I couldn't find an image of the Blackpoll , the Google image search (for Blackpoll Warbler Scilly 1987) came up with some Blackpolls a picture of the lovely *Carmel Pentecost and a tin of Spaghetti Hoops. 
The Cheshire boys had made it back from Cornwall and to the Blackpoll, but their day was about to get worse when a nearby CB crackled "Swainson's Thrush Longstones"  How we laughed (again) though not too loud, remembering we were staying in their house!

It was nearly dark when we arrived at Longstones and not surprisingly there was no sign of the Swainson's. Fortunately the next morning it performed out in the open for all to see - even the Cheshire lads.
Photo by Dr Pete Wheeler

*Carmel is the girlfriend of Lee Evans and would deservedly have been classed as MILF in the 1980's (had that rather charming acronym existed back then).


Phil Woollen. said...

Would that have been Fred Fearn and Pod Antrobus amongst the Cheshire crew?

Been on many a more recent twitch with those two.

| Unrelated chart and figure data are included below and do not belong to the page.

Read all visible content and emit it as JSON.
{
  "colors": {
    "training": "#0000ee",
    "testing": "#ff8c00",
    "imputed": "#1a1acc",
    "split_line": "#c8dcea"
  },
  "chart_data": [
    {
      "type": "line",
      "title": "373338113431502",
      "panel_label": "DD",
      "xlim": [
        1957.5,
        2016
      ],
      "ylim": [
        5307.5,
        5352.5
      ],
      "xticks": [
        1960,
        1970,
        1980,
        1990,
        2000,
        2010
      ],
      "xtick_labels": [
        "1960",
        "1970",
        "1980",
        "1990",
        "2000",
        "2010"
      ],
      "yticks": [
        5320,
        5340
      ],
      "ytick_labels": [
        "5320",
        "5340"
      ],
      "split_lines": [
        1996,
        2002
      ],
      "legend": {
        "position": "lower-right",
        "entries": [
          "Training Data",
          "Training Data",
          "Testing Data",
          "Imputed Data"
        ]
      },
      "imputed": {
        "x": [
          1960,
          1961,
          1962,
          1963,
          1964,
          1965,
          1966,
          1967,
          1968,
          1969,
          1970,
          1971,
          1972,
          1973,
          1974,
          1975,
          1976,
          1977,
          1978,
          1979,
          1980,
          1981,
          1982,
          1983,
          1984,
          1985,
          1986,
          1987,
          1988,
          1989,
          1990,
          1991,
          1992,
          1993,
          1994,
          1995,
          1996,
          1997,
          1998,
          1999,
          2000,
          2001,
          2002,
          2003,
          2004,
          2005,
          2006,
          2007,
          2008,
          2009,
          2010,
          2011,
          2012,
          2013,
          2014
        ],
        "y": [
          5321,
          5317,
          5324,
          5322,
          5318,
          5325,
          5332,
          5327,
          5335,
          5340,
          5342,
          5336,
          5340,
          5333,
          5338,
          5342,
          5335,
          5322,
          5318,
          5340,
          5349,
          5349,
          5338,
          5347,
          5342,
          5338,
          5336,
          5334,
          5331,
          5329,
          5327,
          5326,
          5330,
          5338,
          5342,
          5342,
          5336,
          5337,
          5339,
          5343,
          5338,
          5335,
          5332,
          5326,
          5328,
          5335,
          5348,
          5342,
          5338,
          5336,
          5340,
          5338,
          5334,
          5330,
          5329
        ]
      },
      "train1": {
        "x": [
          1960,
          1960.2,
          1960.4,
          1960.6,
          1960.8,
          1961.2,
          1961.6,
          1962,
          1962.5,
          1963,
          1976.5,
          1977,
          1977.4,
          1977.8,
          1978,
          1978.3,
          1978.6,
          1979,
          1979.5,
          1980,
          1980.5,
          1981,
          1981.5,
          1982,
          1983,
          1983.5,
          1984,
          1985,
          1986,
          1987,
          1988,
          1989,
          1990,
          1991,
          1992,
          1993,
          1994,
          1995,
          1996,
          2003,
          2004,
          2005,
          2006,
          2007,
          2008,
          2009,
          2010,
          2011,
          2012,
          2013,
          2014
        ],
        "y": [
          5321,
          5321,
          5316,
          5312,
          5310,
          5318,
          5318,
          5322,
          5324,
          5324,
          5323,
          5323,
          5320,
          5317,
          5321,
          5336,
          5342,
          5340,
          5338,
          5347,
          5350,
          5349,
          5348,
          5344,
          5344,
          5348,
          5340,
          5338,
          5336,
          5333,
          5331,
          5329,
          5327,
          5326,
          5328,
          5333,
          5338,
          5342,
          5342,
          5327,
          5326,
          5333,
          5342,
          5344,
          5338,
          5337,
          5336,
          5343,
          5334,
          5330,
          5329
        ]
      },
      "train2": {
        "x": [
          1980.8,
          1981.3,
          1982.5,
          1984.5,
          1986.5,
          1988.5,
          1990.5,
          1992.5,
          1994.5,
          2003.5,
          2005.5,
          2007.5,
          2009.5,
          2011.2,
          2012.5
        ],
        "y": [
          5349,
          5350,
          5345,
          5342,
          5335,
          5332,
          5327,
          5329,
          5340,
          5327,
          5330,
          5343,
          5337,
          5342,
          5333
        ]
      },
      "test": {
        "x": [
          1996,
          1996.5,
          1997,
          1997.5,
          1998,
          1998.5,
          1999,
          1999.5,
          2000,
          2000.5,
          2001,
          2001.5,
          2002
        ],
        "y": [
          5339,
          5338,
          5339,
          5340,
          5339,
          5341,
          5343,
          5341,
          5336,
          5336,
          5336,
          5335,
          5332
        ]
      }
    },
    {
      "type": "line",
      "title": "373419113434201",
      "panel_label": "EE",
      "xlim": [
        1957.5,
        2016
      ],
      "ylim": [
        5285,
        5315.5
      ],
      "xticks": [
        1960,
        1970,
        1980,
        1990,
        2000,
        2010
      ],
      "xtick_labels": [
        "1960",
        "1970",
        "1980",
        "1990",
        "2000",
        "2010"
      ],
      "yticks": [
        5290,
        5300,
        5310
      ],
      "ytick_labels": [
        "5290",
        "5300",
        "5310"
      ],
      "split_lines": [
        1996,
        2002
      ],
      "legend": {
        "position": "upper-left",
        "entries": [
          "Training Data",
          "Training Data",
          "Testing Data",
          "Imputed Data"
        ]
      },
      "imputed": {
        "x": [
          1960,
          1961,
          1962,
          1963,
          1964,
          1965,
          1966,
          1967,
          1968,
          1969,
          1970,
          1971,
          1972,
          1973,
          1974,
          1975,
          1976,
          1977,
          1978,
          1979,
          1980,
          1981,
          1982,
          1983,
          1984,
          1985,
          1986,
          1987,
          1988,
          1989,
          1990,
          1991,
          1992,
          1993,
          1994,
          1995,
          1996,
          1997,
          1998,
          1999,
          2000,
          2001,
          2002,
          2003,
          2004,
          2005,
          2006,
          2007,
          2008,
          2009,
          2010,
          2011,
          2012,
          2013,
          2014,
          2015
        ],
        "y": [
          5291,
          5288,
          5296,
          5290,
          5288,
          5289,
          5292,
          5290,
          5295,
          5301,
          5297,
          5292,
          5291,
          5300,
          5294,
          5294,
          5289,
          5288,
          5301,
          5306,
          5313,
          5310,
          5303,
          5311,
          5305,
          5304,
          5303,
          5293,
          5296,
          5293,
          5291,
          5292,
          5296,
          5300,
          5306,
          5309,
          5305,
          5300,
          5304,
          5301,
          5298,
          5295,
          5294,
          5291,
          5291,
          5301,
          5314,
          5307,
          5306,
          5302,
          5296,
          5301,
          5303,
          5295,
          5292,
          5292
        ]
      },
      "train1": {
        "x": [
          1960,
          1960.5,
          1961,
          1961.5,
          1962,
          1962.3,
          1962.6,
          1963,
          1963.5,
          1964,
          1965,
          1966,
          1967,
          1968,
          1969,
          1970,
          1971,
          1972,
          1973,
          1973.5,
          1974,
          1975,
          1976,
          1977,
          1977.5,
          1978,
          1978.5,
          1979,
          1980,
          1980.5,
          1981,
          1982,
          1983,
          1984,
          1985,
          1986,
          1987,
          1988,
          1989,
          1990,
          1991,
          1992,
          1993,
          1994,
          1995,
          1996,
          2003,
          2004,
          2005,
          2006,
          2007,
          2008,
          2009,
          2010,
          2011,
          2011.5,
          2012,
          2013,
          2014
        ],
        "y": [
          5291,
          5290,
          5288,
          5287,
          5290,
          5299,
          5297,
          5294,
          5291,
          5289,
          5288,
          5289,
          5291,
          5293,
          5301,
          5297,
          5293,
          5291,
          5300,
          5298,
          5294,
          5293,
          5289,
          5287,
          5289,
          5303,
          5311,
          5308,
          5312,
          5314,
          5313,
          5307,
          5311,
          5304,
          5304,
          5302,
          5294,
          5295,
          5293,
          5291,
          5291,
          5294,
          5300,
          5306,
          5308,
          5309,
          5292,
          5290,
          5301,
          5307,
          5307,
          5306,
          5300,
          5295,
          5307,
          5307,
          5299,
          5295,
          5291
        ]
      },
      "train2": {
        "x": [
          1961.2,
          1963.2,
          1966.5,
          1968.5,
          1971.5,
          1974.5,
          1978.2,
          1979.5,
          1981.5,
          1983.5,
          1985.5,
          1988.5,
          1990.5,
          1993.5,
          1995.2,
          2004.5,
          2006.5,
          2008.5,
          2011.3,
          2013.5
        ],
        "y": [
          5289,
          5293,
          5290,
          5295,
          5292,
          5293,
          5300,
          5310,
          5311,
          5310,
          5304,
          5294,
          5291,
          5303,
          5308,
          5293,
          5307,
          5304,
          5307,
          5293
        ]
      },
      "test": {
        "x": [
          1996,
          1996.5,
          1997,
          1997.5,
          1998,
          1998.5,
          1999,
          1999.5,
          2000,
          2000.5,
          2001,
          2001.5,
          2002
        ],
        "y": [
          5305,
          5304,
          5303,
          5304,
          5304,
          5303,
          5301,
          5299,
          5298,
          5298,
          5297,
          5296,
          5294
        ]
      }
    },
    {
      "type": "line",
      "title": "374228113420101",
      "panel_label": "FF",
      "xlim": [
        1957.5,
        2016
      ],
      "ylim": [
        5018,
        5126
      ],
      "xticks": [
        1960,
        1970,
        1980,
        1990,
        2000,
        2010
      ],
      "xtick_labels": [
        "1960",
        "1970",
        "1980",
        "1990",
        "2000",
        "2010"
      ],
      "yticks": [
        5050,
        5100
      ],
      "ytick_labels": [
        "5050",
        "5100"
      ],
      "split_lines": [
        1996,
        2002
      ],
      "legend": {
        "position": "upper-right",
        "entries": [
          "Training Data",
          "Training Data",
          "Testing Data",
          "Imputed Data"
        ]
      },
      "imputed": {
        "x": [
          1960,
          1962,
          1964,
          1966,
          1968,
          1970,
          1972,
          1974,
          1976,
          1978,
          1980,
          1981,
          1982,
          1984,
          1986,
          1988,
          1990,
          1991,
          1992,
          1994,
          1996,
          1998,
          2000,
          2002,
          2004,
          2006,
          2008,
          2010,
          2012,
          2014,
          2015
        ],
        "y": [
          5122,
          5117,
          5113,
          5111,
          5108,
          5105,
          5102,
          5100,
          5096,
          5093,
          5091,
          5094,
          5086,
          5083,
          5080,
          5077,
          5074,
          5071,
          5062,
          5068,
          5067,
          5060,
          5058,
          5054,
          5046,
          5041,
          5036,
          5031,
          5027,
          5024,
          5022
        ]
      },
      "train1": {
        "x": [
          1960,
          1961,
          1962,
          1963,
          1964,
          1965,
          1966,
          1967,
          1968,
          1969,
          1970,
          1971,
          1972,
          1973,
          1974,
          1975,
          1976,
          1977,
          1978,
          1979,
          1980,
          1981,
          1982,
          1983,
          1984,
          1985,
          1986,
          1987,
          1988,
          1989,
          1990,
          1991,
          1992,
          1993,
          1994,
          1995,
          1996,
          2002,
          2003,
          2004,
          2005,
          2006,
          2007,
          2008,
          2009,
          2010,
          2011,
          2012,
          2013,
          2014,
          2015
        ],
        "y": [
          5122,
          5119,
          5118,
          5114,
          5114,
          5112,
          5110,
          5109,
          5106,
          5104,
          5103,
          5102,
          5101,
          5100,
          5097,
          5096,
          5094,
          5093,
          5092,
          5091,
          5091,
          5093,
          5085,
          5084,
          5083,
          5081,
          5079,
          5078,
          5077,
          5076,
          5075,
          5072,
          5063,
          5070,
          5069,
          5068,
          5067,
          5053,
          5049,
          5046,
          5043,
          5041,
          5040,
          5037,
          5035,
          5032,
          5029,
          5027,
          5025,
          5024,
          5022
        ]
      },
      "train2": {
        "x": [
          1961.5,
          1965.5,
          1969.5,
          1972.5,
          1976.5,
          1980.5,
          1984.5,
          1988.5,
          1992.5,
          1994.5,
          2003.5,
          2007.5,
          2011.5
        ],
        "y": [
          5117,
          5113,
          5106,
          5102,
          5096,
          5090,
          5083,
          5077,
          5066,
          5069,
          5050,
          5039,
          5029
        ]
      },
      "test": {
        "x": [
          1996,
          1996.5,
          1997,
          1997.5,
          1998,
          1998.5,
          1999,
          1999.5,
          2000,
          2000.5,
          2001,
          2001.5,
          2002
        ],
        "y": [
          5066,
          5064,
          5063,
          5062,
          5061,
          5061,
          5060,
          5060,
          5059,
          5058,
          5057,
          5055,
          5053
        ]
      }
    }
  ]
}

Steve Young and Pete Wheeler respectable?

Marcus Lawson said...

I do believe it was young master Richard Fray who uttered the immortal line "it's the first one since the last one". Happy memories all round.

Rob said...

Don't think Pete Antrobus was there - bizarrely, the first time I met him was a couple of weeks ago at Tarbert on the west coast of Scotland. Pretty sure the Lawson in the house was Andy rather than Marcus. Also fairly certain Julian Hough was in the melee, along with 'Simmo' and Laurence (Pitcher). And Mark, you haven't mentioned that Fred smashed his tripod to bits after getting back from Cot Valley to find that we'd all seen Eye-browed Thrush whilst he was twitching in Cornwall!

Mark said...

You might be right about the other occupants, but Fred's tantrum was the following year. He had returned from Agnes after getting drenched, his CB packed up and when he slammed his tripod down on the table the leg feel off! It was very difficult not to burst out laughing, but the anger on his face suggested that it would not be wise! This was also the year of the Fairy Liquid, kitchen knife incident.

Phil Woollen. said...

Fred us now a respectable business man with his own company - Avian Ecology. Pete works for him as a field ornithologist.